German Chancellor Angela Merkel said she “never concealed anything” about her Communist affiliations in former East Germany as a book suggested she hadn’t been forthright.
The book by two German journalists cites an allegation that Merkel, who is running for a third term in Sept. 22 elections, had an “agitation and propaganda” role in a Communist Party youth organization. She has said she was responsible for cultural affairs and can’t recall doing party propaganda.
“I can only rely on memory,” Merkel, 58, said in Berlin late yesterday after a gala screening of an East German movie from 1973. “Maybe there are other things that I haven’t talked about because nobody asked me about them.”
Merkel’s role in East Germany’s Free German Youth has been a topic in previous books and interviews, reflecting lingering questions about Germany’s first woman chancellor and the first from the formerly communist east. “I have never concealed anything,” she said on stage after yesterday’s screening, responding to a German reporter’s question.

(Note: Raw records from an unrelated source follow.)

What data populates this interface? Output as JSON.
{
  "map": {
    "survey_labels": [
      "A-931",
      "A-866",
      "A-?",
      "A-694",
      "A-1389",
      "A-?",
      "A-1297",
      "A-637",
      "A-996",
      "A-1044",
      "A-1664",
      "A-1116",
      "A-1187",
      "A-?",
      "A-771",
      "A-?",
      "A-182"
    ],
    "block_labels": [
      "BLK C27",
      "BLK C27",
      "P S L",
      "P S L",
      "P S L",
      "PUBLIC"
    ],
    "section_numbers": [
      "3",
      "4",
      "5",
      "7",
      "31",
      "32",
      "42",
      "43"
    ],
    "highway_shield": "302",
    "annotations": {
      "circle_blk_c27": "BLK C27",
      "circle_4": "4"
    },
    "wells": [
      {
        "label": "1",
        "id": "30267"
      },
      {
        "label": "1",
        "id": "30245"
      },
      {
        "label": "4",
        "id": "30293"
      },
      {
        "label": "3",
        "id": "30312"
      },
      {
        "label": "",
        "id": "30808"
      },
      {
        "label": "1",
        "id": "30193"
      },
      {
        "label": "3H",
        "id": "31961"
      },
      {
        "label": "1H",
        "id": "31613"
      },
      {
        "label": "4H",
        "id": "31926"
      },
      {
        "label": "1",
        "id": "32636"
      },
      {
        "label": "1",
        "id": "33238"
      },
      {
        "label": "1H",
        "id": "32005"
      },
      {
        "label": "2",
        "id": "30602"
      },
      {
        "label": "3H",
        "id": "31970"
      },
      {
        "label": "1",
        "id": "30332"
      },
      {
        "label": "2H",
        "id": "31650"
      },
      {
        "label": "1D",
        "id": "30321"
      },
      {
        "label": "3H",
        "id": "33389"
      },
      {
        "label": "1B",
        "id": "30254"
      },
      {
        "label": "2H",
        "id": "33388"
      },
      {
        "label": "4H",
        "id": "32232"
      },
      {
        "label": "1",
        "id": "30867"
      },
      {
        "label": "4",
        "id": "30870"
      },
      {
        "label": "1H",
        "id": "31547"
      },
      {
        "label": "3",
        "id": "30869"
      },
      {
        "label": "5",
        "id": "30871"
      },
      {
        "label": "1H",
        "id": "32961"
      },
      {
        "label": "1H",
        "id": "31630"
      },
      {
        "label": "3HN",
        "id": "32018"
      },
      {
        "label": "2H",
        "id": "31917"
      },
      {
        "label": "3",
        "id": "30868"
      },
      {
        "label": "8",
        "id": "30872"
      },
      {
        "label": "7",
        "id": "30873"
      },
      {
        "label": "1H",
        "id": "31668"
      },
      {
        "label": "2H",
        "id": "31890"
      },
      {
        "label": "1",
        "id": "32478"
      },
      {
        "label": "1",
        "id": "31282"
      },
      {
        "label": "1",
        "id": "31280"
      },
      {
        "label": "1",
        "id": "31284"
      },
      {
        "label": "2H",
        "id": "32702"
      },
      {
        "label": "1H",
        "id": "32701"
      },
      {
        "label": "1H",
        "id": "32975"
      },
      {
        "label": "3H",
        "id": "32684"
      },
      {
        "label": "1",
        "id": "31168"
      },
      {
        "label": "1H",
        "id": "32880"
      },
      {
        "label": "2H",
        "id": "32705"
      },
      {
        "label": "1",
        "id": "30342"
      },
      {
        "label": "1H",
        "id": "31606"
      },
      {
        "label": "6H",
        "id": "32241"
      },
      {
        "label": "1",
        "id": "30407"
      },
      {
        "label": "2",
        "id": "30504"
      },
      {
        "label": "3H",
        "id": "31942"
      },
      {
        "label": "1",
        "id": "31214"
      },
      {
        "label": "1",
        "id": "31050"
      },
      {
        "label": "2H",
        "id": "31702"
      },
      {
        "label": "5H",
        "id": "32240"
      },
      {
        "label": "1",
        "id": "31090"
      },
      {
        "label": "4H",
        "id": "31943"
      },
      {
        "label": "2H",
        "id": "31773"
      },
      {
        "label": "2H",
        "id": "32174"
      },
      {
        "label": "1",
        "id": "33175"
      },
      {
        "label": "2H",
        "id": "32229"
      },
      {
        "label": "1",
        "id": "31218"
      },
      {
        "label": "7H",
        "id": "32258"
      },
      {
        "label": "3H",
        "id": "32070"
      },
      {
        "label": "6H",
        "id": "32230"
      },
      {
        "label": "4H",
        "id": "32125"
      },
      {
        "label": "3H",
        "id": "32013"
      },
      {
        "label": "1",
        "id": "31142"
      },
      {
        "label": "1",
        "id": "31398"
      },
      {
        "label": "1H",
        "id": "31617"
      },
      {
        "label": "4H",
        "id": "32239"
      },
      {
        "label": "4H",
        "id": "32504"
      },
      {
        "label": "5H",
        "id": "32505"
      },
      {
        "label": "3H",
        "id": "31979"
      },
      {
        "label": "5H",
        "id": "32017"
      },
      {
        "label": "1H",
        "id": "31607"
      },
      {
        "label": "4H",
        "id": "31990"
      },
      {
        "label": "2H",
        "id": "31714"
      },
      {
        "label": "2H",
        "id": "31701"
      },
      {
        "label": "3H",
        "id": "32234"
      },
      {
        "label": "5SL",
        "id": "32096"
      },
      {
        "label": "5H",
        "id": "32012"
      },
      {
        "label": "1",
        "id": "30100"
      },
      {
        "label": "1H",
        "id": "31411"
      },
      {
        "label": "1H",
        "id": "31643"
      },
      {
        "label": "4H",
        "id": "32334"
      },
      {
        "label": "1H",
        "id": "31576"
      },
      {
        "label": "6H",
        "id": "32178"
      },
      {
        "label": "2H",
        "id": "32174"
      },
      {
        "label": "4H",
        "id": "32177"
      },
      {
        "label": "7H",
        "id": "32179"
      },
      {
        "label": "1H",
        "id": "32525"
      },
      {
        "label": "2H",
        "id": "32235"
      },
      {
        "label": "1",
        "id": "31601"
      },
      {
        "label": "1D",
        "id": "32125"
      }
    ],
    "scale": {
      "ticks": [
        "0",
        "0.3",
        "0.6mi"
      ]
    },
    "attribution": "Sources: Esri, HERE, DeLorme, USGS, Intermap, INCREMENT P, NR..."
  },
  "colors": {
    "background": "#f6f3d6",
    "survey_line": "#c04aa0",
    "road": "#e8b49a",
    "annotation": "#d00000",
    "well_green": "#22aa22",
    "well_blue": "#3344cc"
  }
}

When the host, German film director Andreas Dresen, tried to cut off the question, Merkel said, “Let him ask the question. Otherwise, they’ll say we’re suppressing this. I can handle it.”
She suggested that her membership in the Free German Youth, something she has talked about openly for years, “looks different” to western Germans than to someone like her who grew up under a Communist dictatorship.
“I also was a member of the FDGB” -- the East German labor union federation -- “and in the German-Soviet Friendship Society,” Merkel said. Yet, “you really have to put that into its context.”
The book by Ralf Georg Reuth and Guenter Lachmann cites Gunter Walther, who worked with Merkel at an East German physics institute in Berlin before the Berlin Wall fell in 1989, as saying she was “secretary for agitation and propaganda” at the institute’s Free German Youth cell, according to a preview in the Bild newspaper today.